Ma poi, un bel giorno, arriva quasi dal nulla un romanzo inaspettato,
geniale e folgorante, che riesce a sovvertire completamente le regole del “mainstream”:
partendo da una miseria di 160 copie (o poco più) distribuite in prima tiratura,
Ferrovie del Messico è riuscito - grazie a un crescente consenso giunto
dal basso attraverso il passaparola (e non imposto dall’altro da editori e media)
- a raggiungere la straordinaria cifra di 25.000 copie vendute.“Essere lirici e ironici è l’unica cosa che ci protegge dalla disperazione assoluta” scrive l’autore, Gian Marco Griffi, a un certo punto. Come non dargli ragione! Sin dalla prime pagine ci rendiamo conto di essere precipitati in un romanzo epico, con connotazioni talvolta tragicomiche, che appare quasi il giardino segreto della Burnett: ricco di sentieri che si biforcano e capaci di aprire davanti agli occhi del lettore nuove strade, misteriose e inaspettate.

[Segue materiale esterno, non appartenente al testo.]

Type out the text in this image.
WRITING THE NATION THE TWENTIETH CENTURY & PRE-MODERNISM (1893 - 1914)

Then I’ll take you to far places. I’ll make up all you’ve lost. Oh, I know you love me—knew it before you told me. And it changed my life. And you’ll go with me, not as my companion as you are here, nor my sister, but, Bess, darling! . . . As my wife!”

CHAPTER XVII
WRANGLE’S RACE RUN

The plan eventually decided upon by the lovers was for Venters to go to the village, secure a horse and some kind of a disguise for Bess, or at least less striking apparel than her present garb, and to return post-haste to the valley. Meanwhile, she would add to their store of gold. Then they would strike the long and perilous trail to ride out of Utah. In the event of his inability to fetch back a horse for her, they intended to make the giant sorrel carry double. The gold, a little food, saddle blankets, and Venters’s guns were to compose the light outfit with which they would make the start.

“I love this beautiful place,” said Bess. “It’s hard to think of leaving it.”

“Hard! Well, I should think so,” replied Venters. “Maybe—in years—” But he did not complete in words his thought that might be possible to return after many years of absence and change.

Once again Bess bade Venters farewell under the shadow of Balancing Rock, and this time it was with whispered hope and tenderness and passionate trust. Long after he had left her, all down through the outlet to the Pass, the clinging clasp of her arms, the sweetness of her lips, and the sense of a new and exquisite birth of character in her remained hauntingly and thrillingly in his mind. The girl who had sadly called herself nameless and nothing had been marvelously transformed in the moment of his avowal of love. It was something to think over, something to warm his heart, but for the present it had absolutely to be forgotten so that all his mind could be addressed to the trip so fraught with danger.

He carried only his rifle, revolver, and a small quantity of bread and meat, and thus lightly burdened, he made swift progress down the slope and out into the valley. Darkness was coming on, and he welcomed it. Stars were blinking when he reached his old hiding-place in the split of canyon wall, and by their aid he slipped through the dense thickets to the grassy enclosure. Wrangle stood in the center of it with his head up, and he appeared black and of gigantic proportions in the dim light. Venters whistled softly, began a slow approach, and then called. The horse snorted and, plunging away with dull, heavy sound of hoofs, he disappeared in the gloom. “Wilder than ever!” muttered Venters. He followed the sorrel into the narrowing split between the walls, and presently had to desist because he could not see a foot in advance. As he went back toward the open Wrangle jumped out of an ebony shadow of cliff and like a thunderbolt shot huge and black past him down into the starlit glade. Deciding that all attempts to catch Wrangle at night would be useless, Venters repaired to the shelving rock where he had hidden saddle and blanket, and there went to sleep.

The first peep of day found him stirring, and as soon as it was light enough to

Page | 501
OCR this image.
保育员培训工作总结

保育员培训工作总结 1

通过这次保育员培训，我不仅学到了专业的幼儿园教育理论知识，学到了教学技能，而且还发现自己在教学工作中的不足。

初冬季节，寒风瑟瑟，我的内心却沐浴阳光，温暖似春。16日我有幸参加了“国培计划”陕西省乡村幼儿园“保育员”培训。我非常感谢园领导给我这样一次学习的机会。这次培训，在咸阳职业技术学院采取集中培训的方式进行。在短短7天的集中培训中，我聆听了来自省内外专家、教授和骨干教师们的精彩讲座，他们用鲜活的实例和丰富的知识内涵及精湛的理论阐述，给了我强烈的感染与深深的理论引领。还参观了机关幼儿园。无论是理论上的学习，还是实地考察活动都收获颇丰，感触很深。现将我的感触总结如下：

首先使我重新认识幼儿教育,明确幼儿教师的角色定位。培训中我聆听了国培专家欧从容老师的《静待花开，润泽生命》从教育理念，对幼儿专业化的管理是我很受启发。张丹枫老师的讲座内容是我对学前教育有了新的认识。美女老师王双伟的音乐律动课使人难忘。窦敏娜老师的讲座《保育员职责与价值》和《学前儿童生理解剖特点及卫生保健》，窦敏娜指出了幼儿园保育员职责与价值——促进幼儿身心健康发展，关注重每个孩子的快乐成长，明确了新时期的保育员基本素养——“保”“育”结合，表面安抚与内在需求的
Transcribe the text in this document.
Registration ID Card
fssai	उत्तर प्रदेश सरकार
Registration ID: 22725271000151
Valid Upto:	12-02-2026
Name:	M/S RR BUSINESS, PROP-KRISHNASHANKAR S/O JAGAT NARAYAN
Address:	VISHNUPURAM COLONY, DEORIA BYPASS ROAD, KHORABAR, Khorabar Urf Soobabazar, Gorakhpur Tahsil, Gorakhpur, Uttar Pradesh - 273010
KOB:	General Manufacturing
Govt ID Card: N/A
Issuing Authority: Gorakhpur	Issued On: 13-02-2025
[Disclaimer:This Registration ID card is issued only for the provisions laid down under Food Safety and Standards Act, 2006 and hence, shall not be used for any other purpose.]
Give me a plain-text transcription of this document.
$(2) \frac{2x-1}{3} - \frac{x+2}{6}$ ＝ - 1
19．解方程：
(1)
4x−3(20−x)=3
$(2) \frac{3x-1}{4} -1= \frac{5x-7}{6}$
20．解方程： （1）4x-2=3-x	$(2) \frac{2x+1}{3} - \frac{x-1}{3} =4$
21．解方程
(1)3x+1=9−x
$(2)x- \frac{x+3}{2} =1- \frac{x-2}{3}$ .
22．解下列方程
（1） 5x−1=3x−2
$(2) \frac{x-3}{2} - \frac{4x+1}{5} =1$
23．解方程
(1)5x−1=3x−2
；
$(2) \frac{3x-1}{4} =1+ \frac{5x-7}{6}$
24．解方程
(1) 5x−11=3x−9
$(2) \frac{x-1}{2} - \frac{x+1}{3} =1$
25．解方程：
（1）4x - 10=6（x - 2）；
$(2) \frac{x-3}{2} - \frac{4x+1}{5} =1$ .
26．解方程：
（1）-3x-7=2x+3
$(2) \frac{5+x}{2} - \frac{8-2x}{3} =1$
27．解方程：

La trama, in apparenza, è molto semplice. Cesco Magetti è un giovane milite
della Guardia Nazionale Repubblicana, di stanza ad Asti, che riceve l’ordine di redigere una mappa
delle ferrovie messicane. Dopo aver fatto la conoscenza della bellissima bibliotecaria
Tilde Giordano, di cui il nostro soldatino si innamora a prima vista, affronterà
un’avventura degna della ricerca del Sacro Graal. Nonostante il feroce mal di
denti che lo perseguita, Cesco si butterà anima e corpo alla ricerca di un libro
intitolato Historia poética y pintoresca de los ferrocarriles en Mexico:
un testo quasi introvabile ma che, in realtà, rappresenta l’unico supporto a
disposizione per un’attendibile ricostruzione dell’itinerario ferroviario
richiesto. Lungo il percorso, incrocerà decine e decine di personaggi, uno più
bizzarro dell’altro, assurdamente dislocati dentro i sentieri della storia che,
alla stregua di un labirinto senza uscita, si dipana davanti agli occhi del
sempre più stupito lettore.
Che aggiungere d’altro, relativamente a quest’opera che – almeno per qualche istante
– è riuscita nell’intento di sovvertire le regole non scritte di un mondo
letterario che va ormai col “pilota automatico”, col suo coté attraente e
respingente al tempo stesso?
Il libro si dimostra unico e originale, sia dal punto di vista della
costruzione narrativa sia da quello del linguaggio (o, meglio, dei linguaggi
che ci compaiono davanti e che transitano dal registro aulico a quello
colloquiale, da quello gergale a quello dialettale). È vero che la linea
narrativa risulta spesso frammentata, “con salti di tempo e di spazio” (cit.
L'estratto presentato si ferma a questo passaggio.